Chapter Eight

 February to March 2003

I arrive in Airlie Beach. The done thing here is to spend three days on a boat exploring the Whitsundays. After my sickness in 1770 I don't think I will manage three days. I book a day trip and cross my fingers.

   I book the trip that includes ancient aboriginal cave paintings but when I turn up they tell me that trip has been cancelled and I will have to go on the other trip. They make a concession that we will see some cave paintings.

   'These paintings won't be like any aboriginal cave paintings you've seen before,' the man says.

   I nod and try not to look like someone who has never seen any cave paintings before and has no idea what they're usually like.

   I feel queasy on the boat but it's bigger than the one in 1770. I stare at the horizon and manage not to be sick.

   We put on wet suits to snorkel, to protect us from jellyfish. The one they give me flaps around my body.  I want to lose myself in the forests of coral and the flocks of bright fish. I see a box jellyfish, its translucent body and long tendrils trailing after it. Perhaps I am as flimsy and poisonous as it is. 

   We see the cave paintings, red images daubed on the rock. I wonder how they have lasted so long.

   The sand on Whitehaven Beach is white, made up from shells, we are told. I run it through my hands, thinking of the millions of sea creatures who must have lived and died to make this pure landscape.

   Back in Airlie Beach a woman in my dorm laments that you can't stay on any of the islands.

   'Oh, yeah, they should put a resort there,' says another. Perhaps she sees my mouth twitch, my eyes widen, because she quickly adds,'but then that would ruin the islands wouldn't it?'


The bus takes me to Townsville.

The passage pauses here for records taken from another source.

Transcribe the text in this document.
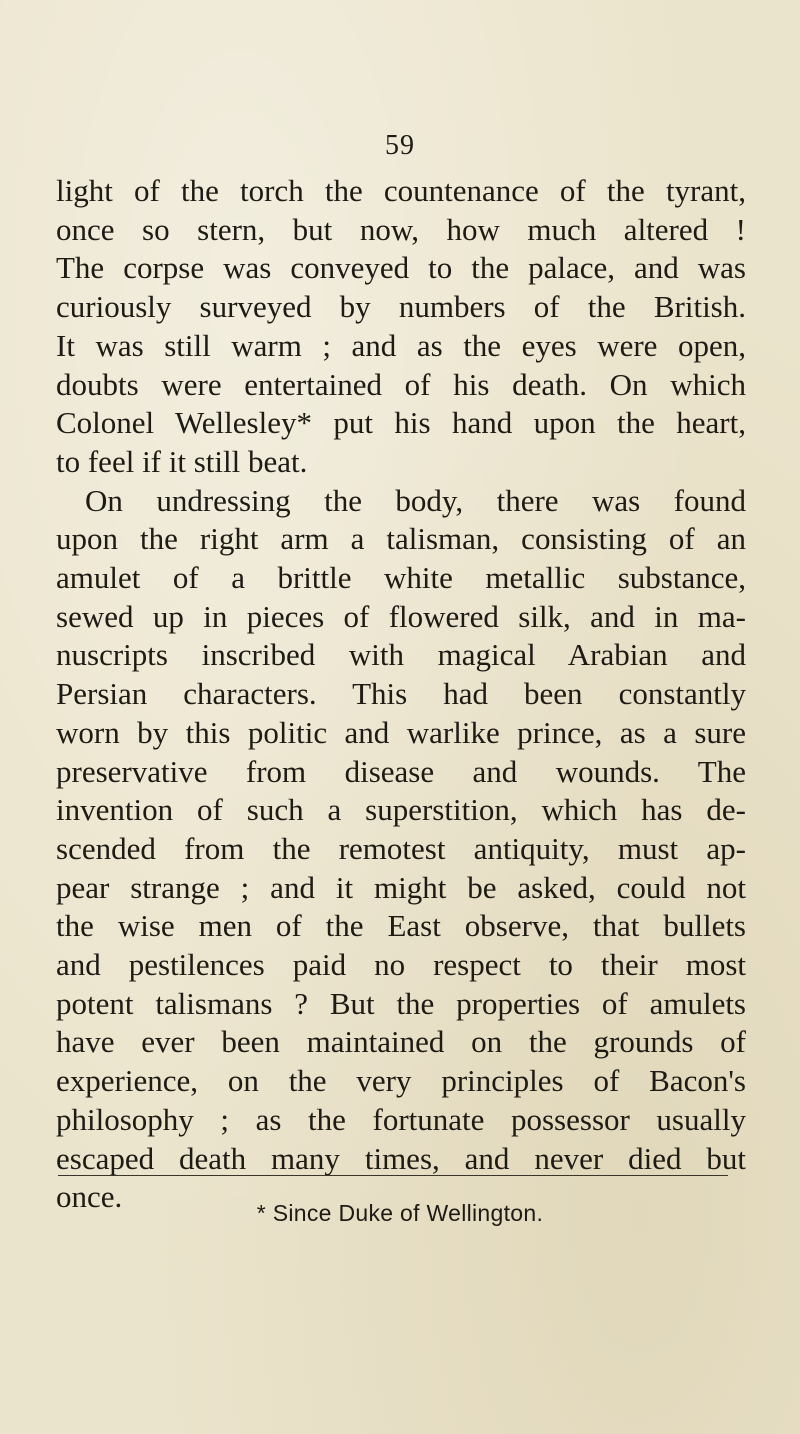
59
light of the torch the countenance of the tyrant,
once so stern, but now, how much altered !
The corpse was conveyed to the palace, and was
curiously surveyed by numbers of the British.
It was still warm ; and as the eyes were open,
doubts were entertained of his death. On which
Colonel Wellesley* put his hand upon the heart,
to feel if it still beat.
On undressing the body, there was found
upon the right arm a talisman, consisting of an
amulet of a brittle white metallic substance,
sewed up in pieces of flowered silk, and in ma-
nuscripts inscribed with magical Arabian and
Persian characters. This had been constantly
worn by this politic and warlike prince, as a sure
preservative from disease and wounds. The
invention of such a superstition, which has de-
scended from the remotest antiquity, must ap-
pear strange ; and it might be asked, could not
the wise men of the East observe, that bullets
and pestilences paid no respect to their most
potent talismans ? But the properties of amulets
have ever been maintained on the grounds of
experience, on the very principles of Bacon's
philosophy ; as the fortunate possessor usually
escaped death many times, and never died but
once.	* Since Duke of Wellington.
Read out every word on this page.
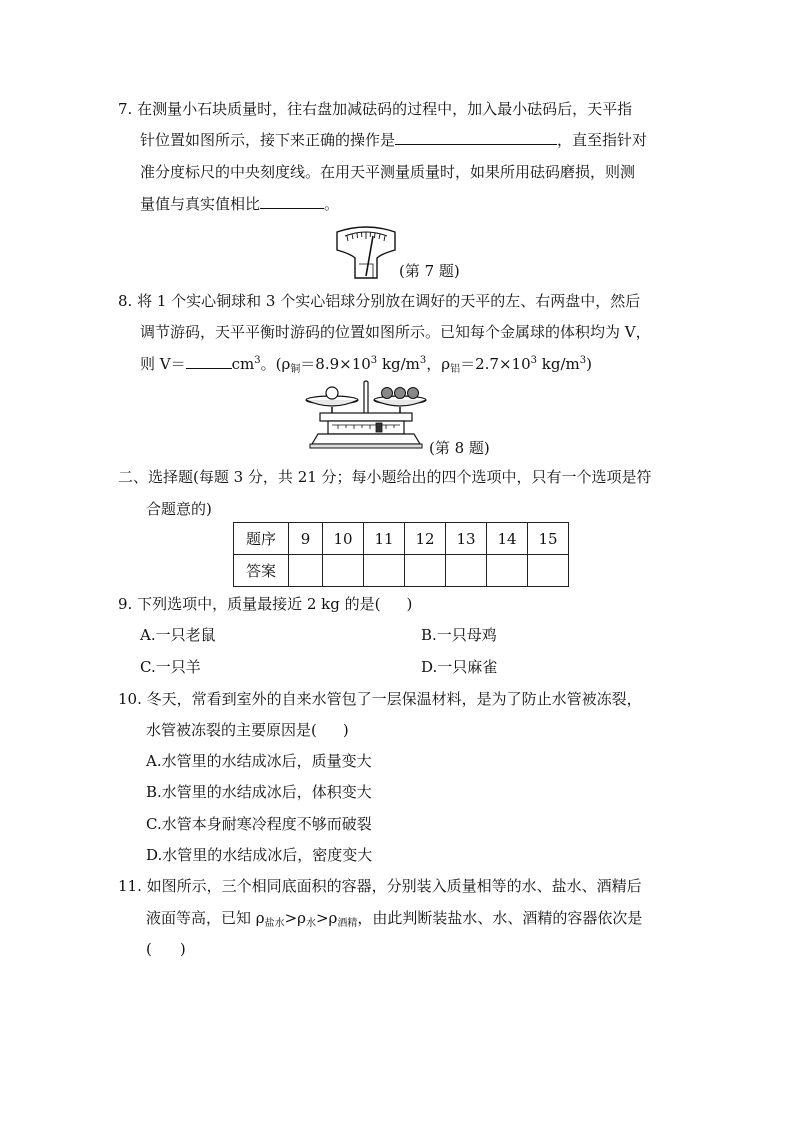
7. 在测量小石块质量时，往右盘加减砝码的过程中，加入最小砝码后，天平指
针位置如图所示，接下来正确的操作是	，直至指针对
准分度标尺的中央刻度线。在用天平测量质量时，如果所用砝码磨损，则测
量值与真实值相比	。
(第 7 题)
8. 将 1 个实心铜球和 3 个实心铝球分别放在调好的天平的左、右两盘中，然后
调节游码，天平平衡时游码的位置如图所示。已知每个金属球的体积均为 V，
则 V＝	$cm^3$。($\rho_铜=8.9\times 10^3$ $kg/m^3$，$\rho_铝=2.7\times 10^3$ $kg/m^3$)
(第 8 题)
二、选择题(每题 3 分，共 21 分；每小题给出的四个选项中，只有一个选项是符
合题意的)
题序	9	10	11	12	13	14	15
答案							
9. 下列选项中，质量最接近 2 kg 的是( )
A.一只老鼠	B.一只母鸡
C.一只羊	D.一只麻雀
10. 冬天，常看到室外的自来水管包了一层保温材料，是为了防止水管被冻裂，
水管被冻裂的主要原因是( )
A.水管里的水结成冰后，质量变大
B.水管里的水结成冰后，体积变大
C.水管本身耐寒冷程度不够而破裂
D.水管里的水结成冰后，密度变大
11. 如图所示，三个相同底面积的容器，分别装入质量相等的水、盐水、酒精后
液面等高，已知 $\rho_{盐水}>\rho_水>\rho_{酒精}$，由此判断装盐水、水、酒精的容器依次是
( )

I find the name amusing, named because it's a town that is a town? But I discover it's named after someone called Towns.

   The owner of the hostel is motherly. She tells me if I'm going to climb up Castle Hill I must tell her, I must take water and I must not go during the hottest part of the day. She would be very cross if she found I hadn't taken any of those precautions. I nod demurely like a chastened school child.

   I get the boat to Magnetic Island. I feel ill, but manage it again by staring at the horizon. I walk into a forest and after a few minutes think I should have seen koalas by now. I look up and see one chewing eucalyptus above me. Now I see them everywhere.

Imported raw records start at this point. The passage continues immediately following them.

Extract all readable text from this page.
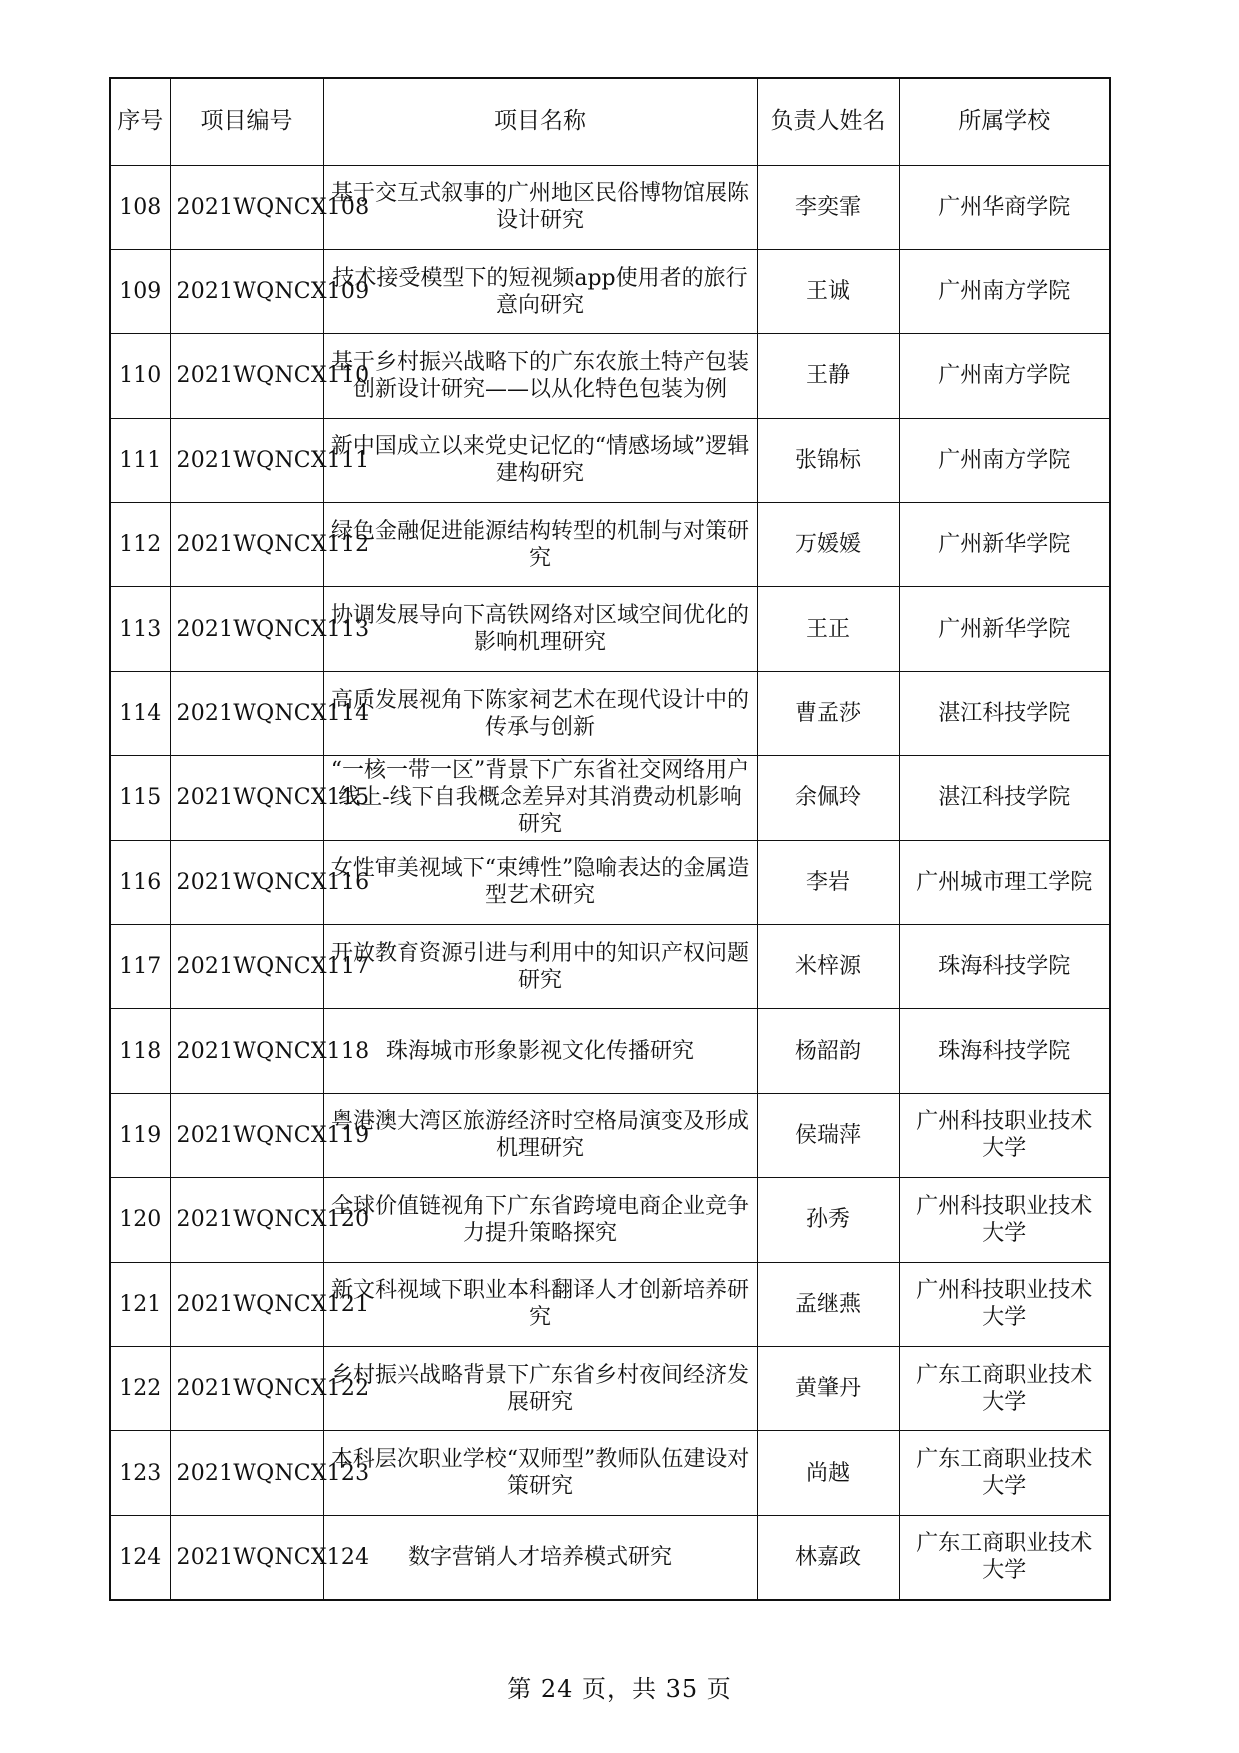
序号	项目编号	项目名称	负责人姓名	所属学校
108	2021WQNCX108	基于交互式叙事的广州地区民俗博物馆展陈设计研究	李奕霏	广州华商学院
109	2021WQNCX109	技术接受模型下的短视频app使用者的旅行意向研究	王诚	广州南方学院
110	2021WQNCX110	基于乡村振兴战略下的广东农旅土特产包装创新设计研究——以从化特色包装为例	王静	广州南方学院
111	2021WQNCX111	新中国成立以来党史记忆的“情感场域”逻辑建构研究	张锦标	广州南方学院
112	2021WQNCX112	绿色金融促进能源结构转型的机制与对策研究	万媛媛	广州新华学院
113	2021WQNCX113	协调发展导向下高铁网络对区域空间优化的影响机理研究	王正	广州新华学院
114	2021WQNCX114	高质发展视角下陈家祠艺术在现代设计中的传承与创新	曹孟莎	湛江科技学院
115	2021WQNCX115	“一核一带一区”背景下广东省社交网络用户线上-线下自我概念差异对其消费动机影响研究	余佩玲	湛江科技学院
116	2021WQNCX116	女性审美视域下“束缚性”隐喻表达的金属造型艺术研究	李岩	广州城市理工学院
117	2021WQNCX117	开放教育资源引进与利用中的知识产权问题研究	米梓源	珠海科技学院
118	2021WQNCX118	珠海城市形象影视文化传播研究	杨韶韵	珠海科技学院
119	2021WQNCX119	粤港澳大湾区旅游经济时空格局演变及形成机理研究	侯瑞萍	广州科技职业技术大学
120	2021WQNCX120	全球价值链视角下广东省跨境电商企业竞争力提升策略探究	孙秀	广州科技职业技术大学
121	2021WQNCX121	新文科视域下职业本科翻译人才创新培养研究	孟继燕	广州科技职业技术大学
122	2021WQNCX122	乡村振兴战略背景下广东省乡村夜间经济发展研究	黄肇丹	广东工商职业技术大学
123	2021WQNCX123	本科层次职业学校“双师型”教师队伍建设对策研究	尚越	广东工商职业技术大学
124	2021WQNCX124	数字营销人才培养模式研究	林嘉政	广东工商职业技术大学
第 24 页，共 35 页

   Back in Townsville I climb Castle Hill. Everywhere feels dry and hot. There is something about this place, this town that feels lost. Or maybe it's me that's lost.


I am back on the bus. We stop in a place where there seems to be nothing but the hostel. I go for a walk to try and find something, anything. I sit under a tree. There are large ants scuttling around, not as large as the ants in my grandmother's garden in Northern Cyprus, but bigger than British ants. I wonder if a hot climate makes ants grow. They start to crawl up my leg. I brush them off and stand up. 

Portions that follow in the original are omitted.